Free classes offer information on 1031 exchange strategies
Phil Castle, The Business Times
Federal tax code offers advantages to people who sell one property and then soon buy another property — chief among them the ability to defer taxes on capital gains.
With capital gains tax rates increasing this year, 1031 exchanges likely will become an even more popular strategy, said Tracey Wilson, vice president of business development for Investment Property Exchange Services.
Wilson will lead a series of free classes on 1031 exchanges and other economic topics scheduled for April 17 and 18 in Grand Junction. Wilson also is scheduled to speak at a meeting of the Real Estate Investors Network on April 17.
Heritage Title Co. in Grand Junction will present the classes and also offer information about available title resources.
Annette Miller, senior vice president of Heritage Title, said Wilson is not only knowledgeable about 1030 exchanges, but also presents information in a clear and entertaining fashion. “I get so excited about these, classes, I really do,” Miller said
Wilson, a certified exchange specialist, works for what’s called a qualified intermediary that handles 1031 exchanges. In fact, IPX has become one of the largest intermediaries in the United States and the only remaining intermediary with offices nationwide, Wilson said.
Named for a section of the federal tax code, 1031 exchanges allow the owners of real estate to defer capital gains taxes on the sale of one property when they purchase another property within a set time. In effect, the transaction is treated as an exchange rather than a sale and subsequent purchase.
Proceeds from the sale must be held by a qualified intermediary and used for the purchase of another property, Wilson said. Up to three replacement properties must be identified within 45 days of the date the relinquished property is sold. The purchase of a replacement property must close within 180 days, he added.
By going through a 1031 exchange, people can defer tax on gains they realized in selling the property. The savings can be substantial, Wilson said, especially since federal capital gains tax rates have increased for taxpayers in some brackets between 3.8 percent and 8.8 percent for 2013 up to a maximum rate of 23.8 percent.

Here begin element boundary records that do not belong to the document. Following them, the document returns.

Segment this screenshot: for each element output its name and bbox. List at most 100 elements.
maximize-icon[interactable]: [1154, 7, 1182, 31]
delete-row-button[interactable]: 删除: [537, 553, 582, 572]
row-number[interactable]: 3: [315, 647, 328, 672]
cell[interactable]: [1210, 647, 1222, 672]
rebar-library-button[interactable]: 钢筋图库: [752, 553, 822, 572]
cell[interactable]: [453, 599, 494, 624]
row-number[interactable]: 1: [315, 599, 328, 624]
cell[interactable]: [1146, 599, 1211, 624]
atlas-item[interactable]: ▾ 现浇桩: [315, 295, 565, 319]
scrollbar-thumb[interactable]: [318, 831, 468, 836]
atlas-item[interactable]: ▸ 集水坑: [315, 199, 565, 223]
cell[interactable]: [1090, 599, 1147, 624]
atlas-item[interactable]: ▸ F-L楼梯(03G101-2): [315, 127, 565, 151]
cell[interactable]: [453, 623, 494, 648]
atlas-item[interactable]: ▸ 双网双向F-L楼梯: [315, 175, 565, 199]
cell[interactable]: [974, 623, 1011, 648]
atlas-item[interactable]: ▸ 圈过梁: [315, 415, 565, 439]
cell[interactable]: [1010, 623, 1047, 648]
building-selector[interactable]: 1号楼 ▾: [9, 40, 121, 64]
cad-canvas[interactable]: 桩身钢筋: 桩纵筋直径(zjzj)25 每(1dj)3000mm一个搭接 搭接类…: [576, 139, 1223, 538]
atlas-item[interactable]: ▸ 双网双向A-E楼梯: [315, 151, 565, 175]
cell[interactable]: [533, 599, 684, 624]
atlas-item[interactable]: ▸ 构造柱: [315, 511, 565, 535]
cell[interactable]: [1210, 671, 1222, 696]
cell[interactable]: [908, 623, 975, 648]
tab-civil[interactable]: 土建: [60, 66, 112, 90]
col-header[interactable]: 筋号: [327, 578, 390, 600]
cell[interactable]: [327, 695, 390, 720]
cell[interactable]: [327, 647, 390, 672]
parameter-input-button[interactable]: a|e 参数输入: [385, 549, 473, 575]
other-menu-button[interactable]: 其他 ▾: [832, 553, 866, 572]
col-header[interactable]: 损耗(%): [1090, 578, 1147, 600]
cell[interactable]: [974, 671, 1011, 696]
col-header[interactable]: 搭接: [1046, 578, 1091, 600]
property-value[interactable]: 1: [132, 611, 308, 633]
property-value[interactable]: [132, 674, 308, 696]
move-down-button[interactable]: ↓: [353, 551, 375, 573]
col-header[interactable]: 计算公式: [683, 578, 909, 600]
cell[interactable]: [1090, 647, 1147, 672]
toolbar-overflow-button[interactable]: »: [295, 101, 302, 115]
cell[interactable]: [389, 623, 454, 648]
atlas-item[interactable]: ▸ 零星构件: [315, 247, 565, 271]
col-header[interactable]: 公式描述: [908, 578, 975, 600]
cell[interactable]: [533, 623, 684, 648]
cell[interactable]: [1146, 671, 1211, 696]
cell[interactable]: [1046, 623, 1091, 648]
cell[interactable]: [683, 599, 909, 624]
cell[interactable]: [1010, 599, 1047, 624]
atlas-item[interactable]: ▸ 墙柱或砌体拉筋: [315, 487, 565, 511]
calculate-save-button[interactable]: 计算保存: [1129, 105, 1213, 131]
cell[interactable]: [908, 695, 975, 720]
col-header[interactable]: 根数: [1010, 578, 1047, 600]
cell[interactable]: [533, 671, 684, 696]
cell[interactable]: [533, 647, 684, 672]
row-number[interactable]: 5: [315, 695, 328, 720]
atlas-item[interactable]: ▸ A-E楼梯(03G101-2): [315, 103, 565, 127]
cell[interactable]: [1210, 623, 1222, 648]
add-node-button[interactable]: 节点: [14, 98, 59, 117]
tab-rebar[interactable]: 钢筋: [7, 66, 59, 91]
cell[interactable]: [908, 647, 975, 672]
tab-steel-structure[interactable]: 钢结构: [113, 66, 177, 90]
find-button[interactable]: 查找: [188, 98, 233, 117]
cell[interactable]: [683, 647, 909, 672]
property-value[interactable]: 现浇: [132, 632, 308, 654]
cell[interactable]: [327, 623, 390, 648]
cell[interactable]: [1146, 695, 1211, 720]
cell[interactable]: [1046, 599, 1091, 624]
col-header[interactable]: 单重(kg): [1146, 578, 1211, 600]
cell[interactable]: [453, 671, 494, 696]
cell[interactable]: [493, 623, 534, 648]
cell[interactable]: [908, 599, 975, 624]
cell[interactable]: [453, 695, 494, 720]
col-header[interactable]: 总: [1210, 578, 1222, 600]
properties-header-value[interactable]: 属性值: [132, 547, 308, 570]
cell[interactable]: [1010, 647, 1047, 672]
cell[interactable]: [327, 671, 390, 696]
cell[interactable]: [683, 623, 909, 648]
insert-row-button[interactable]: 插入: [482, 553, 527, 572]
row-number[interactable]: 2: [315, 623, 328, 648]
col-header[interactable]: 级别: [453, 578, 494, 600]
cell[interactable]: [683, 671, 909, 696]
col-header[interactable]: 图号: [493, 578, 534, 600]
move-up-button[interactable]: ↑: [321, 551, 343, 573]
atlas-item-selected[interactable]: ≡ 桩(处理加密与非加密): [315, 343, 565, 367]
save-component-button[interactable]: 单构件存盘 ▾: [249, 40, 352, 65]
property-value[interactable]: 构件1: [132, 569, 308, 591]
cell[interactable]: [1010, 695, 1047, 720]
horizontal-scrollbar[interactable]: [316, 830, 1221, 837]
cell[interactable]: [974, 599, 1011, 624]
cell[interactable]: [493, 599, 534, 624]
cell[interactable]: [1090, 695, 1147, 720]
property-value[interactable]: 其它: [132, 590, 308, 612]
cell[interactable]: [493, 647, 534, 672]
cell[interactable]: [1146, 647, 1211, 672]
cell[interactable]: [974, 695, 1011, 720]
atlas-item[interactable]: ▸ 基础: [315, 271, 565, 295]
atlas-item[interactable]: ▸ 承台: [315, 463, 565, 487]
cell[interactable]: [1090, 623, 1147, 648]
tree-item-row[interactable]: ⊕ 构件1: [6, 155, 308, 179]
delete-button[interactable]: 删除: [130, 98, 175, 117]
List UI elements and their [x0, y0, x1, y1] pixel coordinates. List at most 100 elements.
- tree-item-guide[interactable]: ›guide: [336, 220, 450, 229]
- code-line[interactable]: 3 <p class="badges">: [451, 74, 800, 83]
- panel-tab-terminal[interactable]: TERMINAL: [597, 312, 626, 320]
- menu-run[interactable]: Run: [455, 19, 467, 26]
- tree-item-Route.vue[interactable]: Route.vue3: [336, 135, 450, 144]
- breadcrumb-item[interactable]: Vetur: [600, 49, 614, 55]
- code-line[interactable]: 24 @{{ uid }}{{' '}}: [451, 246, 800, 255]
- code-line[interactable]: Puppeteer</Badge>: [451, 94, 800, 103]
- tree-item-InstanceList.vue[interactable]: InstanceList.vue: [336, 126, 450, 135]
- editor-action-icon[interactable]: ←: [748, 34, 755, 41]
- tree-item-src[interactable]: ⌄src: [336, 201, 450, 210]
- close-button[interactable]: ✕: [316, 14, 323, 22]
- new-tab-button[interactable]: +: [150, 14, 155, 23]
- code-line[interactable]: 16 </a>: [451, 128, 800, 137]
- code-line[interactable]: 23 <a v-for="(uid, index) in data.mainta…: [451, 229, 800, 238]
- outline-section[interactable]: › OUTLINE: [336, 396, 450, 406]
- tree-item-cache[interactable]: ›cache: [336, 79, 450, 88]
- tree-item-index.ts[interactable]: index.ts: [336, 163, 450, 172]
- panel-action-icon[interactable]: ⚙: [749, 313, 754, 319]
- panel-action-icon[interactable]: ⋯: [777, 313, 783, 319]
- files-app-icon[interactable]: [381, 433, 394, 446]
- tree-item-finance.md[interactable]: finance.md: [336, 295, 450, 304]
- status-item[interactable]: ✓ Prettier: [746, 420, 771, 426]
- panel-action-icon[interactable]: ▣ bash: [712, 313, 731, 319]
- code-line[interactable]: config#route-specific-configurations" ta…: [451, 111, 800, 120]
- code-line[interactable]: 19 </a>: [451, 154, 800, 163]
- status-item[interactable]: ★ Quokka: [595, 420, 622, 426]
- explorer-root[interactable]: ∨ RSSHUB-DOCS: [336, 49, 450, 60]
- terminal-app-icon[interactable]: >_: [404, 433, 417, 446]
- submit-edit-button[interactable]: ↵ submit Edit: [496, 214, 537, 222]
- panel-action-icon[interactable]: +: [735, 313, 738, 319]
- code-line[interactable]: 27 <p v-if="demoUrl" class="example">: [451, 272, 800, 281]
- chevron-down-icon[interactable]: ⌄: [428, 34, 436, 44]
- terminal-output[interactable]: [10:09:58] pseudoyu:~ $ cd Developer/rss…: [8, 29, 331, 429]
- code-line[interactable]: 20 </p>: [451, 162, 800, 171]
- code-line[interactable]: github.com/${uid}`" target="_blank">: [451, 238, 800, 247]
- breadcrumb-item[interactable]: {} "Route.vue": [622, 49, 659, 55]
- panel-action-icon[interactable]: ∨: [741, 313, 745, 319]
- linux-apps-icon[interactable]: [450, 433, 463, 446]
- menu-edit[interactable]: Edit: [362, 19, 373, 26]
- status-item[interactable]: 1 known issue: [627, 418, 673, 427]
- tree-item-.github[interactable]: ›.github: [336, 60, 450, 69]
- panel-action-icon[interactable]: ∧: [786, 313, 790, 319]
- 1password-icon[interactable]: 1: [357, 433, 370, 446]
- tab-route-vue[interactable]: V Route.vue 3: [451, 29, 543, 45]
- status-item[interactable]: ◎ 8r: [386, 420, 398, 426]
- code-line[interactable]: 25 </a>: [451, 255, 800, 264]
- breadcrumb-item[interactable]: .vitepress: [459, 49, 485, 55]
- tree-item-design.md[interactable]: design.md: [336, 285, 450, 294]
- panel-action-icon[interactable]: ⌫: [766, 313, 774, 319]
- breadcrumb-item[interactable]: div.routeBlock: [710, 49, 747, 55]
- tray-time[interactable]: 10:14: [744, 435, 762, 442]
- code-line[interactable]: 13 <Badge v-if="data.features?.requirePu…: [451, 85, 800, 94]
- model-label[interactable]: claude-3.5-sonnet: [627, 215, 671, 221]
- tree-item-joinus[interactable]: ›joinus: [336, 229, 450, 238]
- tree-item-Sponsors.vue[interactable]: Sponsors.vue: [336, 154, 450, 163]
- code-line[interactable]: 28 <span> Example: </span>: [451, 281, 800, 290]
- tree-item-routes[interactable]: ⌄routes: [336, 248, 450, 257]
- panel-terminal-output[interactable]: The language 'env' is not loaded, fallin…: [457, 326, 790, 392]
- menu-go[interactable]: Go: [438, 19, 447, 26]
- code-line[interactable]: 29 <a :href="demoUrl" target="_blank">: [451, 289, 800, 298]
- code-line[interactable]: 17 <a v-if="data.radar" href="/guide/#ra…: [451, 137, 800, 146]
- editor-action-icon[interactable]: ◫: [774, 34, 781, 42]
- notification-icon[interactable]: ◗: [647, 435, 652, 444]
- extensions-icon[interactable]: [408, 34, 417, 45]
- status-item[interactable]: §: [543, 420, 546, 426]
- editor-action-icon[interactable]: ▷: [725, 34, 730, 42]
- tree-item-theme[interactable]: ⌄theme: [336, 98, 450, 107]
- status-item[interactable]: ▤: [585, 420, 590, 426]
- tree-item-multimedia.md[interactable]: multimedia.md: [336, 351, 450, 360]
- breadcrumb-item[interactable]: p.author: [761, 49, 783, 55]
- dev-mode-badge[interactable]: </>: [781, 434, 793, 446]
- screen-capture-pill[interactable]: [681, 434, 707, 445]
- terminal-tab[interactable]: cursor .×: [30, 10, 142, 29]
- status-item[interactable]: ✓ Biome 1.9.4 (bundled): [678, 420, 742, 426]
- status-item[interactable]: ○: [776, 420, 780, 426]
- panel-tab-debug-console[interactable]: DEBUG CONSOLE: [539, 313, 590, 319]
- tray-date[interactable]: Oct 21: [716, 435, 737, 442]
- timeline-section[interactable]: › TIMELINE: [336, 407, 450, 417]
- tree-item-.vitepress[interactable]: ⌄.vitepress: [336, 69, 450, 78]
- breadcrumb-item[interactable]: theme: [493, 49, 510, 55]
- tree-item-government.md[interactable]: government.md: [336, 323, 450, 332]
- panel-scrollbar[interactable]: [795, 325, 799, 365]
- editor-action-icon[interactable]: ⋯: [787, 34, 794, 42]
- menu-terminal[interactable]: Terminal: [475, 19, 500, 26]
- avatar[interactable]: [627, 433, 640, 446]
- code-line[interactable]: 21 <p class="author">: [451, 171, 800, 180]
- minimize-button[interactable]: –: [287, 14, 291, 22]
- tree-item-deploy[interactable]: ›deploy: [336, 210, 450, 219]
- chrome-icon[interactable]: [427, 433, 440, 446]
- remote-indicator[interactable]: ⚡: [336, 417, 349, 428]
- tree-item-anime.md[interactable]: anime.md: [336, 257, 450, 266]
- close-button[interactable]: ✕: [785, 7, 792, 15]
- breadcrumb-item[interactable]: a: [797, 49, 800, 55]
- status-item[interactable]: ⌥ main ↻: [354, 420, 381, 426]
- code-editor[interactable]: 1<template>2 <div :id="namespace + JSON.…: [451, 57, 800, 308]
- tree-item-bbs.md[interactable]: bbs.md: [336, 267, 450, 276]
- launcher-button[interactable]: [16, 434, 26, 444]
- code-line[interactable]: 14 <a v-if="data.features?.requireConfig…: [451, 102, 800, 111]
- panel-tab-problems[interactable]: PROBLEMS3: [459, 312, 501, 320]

There can be additional savings because depreciation on real estate is recaptured and taxed when that real estate is sold, Wilson said. The recaptured depreciation is 25 percent of the depreciation used to determine adjusted basis.
Even if a property sells for less than its purchase price, the sale amount still could exceed what the IRS considers the adjusted basis — or net cost— and create tax liability, he added.
Adding state tax to the equation, and the blended tax rate on real estate gains can total 35 percent to 40 percent, Wilson said.
But the savings realized from deferring taxes can be used to buy the replacement property, preserving equity or leveraging the money to purchase a larger or more expensive property, he said.
Finally, 1031 exchanges allow property owners to carry over the basis of the relinquished property onto the replacement property, Wilson said.
In addition to 1031 exchanges, Wilson said he covers other topics in his classes, including his forecast for 2013 and the surtax imposed as part of federal health care reform.
A topic he calls “barstool” economics includes an illustration measuring the growing federal deficit by shots of whiskey.
The combinations offer both information and entertainment, he said. “It makes it a lot more fun for people coming to my classes.”